Springsteen’s own sentiments about the film were originally simpler. “I thought I’m 76 years old, I am not overly concerned what the fuck I do any more,” he said. “Yeah, go ahead. At my age you take more risks, in your work and in your life in general.” It aided that Cooper was “a real blue-collar film-maker” making “the kind of film I would be intrigued by,” he said. “Not your conventional musical biopic, but more of a character-driven drama with music.”
As the project gathered pace, it maybe became more unusual. Springsteen came to the filming location often, saying sorry to White each time he made an appearance. “It’s has to be really strange with the guy’s silly presence standing there,” he said. But he enjoyed what he saw: “I’ve mentioned this previously, but I kept thinking ‘Damn, when did I get that attractive?’” In the seat beside him, White gestures in disagreement and shakes his head.
Springsteen had few doubts about White’s casting; he was aware that the actor was prepared to depict the most reflective time in his recording career. “I’d watched The Bear, and how the camera tracked his personal thoughts,” he said. “And if you see him in a film, it’s a common saying, but he’s a music icon.”
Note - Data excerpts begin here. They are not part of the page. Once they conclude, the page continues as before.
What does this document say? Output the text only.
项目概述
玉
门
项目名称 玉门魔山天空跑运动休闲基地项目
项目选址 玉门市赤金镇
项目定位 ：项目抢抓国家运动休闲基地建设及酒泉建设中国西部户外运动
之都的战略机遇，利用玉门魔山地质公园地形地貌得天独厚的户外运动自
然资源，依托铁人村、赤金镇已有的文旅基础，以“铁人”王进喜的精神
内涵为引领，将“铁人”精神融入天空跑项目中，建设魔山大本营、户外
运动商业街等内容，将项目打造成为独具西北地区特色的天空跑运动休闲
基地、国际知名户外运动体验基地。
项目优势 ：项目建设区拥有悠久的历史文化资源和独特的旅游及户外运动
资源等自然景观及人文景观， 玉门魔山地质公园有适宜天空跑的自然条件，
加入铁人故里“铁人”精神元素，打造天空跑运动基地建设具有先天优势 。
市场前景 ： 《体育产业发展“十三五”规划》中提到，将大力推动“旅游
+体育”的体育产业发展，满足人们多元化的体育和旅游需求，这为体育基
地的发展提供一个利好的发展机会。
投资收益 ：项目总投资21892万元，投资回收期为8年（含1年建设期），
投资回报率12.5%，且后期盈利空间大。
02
When he first saw White portraying him, he was affected by the actor’s approach. “His performance was entirely from the inside out, not just picking elements and wearing them like clothes,” he said. “It’s a non-copycat performance, but nevertheless it greatly relates to my story and myself.” He viewed it as something similar to his own method to songwriting – to writing about people whose lives are very different from his own. “You have to discover the part of them that is part of you.”
More disturbing was the way the film forced him to return to hard phases in his own life. The rebuilding of his grandparents’ home in Freehold, New Jersey – a house he once described as “the finest and most tragic sanctuary I’ve ever known” was uncanny; Springsteen explained how often he visited the home in his dreams. “So, to be in that house again … it was quite a miracle, and quite wonderful.”
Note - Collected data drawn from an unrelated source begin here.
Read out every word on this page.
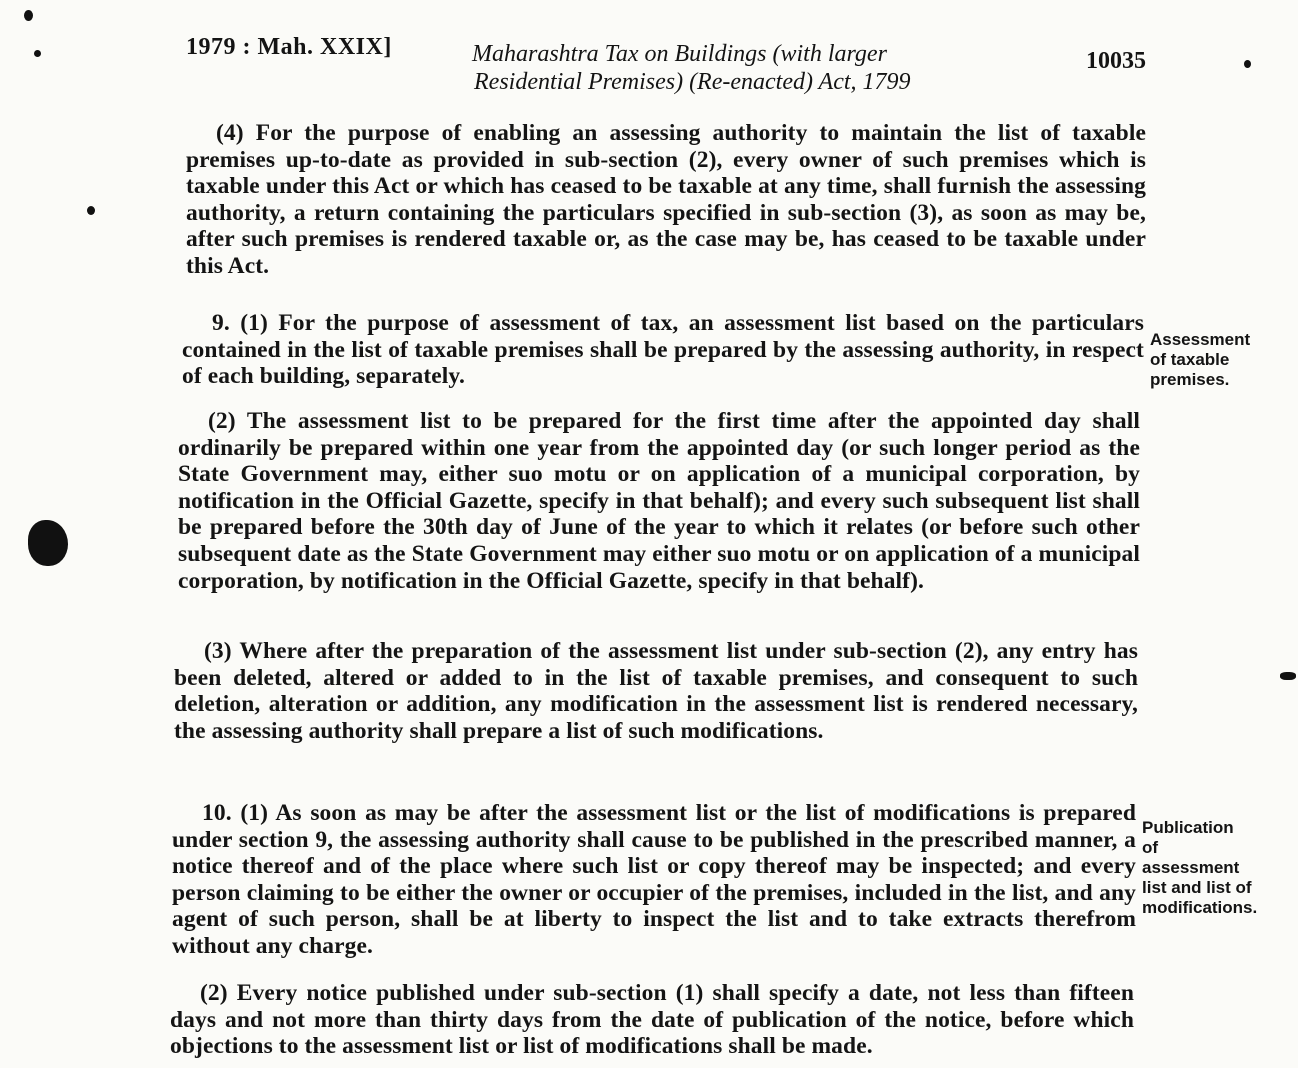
1979 : Mah. XXIX]	Maharashtra Tax on Buildings (with larger
Residential Premises) (Re-enacted) Act, 1799
10035

(4) For the purpose of enabling an assessing authority to maintain the list of taxable premises up-to-date as provided in sub-section (2), every owner of such premises which is taxable under this Act or which has ceased to be taxable at any time, shall furnish the assessing authority, a return containing the particulars specified in sub-section (3), as soon as may be, after such premises is rendered taxable or, as the case may be, has ceased to be taxable under this Act.

9. (1) For the purpose of assessment of tax, an assessment list based on the particulars contained in the list of taxable premises shall be prepared by the assessing authority, in respect of each building, separately.

Assessment of taxable premises.

(2) The assessment list to be prepared for the first time after the appointed day shall ordinarily be prepared within one year from the appointed day (or such longer period as the State Government may, either suo motu or on application of a municipal corporation, by notification in the Official Gazette, specify in that behalf); and every such subsequent list shall be prepared before the 30th day of June of the year to which it relates (or before such other subsequent date as the State Government may either suo motu or on application of a municipal corporation, by notification in the Official Gazette, specify in that behalf).

(3) Where after the preparation of the assessment list under sub-section (2), any entry has been deleted, altered or added to in the list of taxable premises, and consequent to such deletion, alteration or addition, any modification in the assessment list is rendered necessary, the assessing authority shall prepare a list of such modifications.

10. (1) As soon as may be after the assessment list or the list of modifications is prepared under section 9, the assessing authority shall cause to be published in the prescribed manner, a notice thereof and of the place where such list or copy thereof may be inspected; and every person claiming to be either the owner or occupier of the premises, included in the list, and any agent of such person, shall be at liberty to inspect the list and to take extracts therefrom without any charge.

Publication of assessment list and list of modifications.

(2) Every notice published under sub-section (1) shall specify a date, not less than fifteen days and not more than thirty days from the date of publication of the notice, before which objections to the assessment list or list of modifications shall be made.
Similarly, it was “a very powerful thing” to see Stephen Graham as his father – portraying his volatile early years, when he suffered unrecognized mental health issues and drank heavily, and the vulnerability and tenderness of his later years.
Springsteen told of watching an early viewing in the presence of his sister, who grasped his hand throughout. Just a year younger than her brother, “she remembered everything”. At the end, she faced him and said: “Isn’t it amazing that we have that?”
There was an reflection, maybe, of the sensation Springsteen hopes to give his own audiences through his live shows. “You create an perfect realm for three hours,” he addressed the small crowd before him last night. “It’s not a fantasy world. It’s a very believable world. It has all the beautiful and awful parts of life … But hopefully there’s an element of uplift that my audience takes with them. And hopefully it lingers in their minds for as long as they need it.”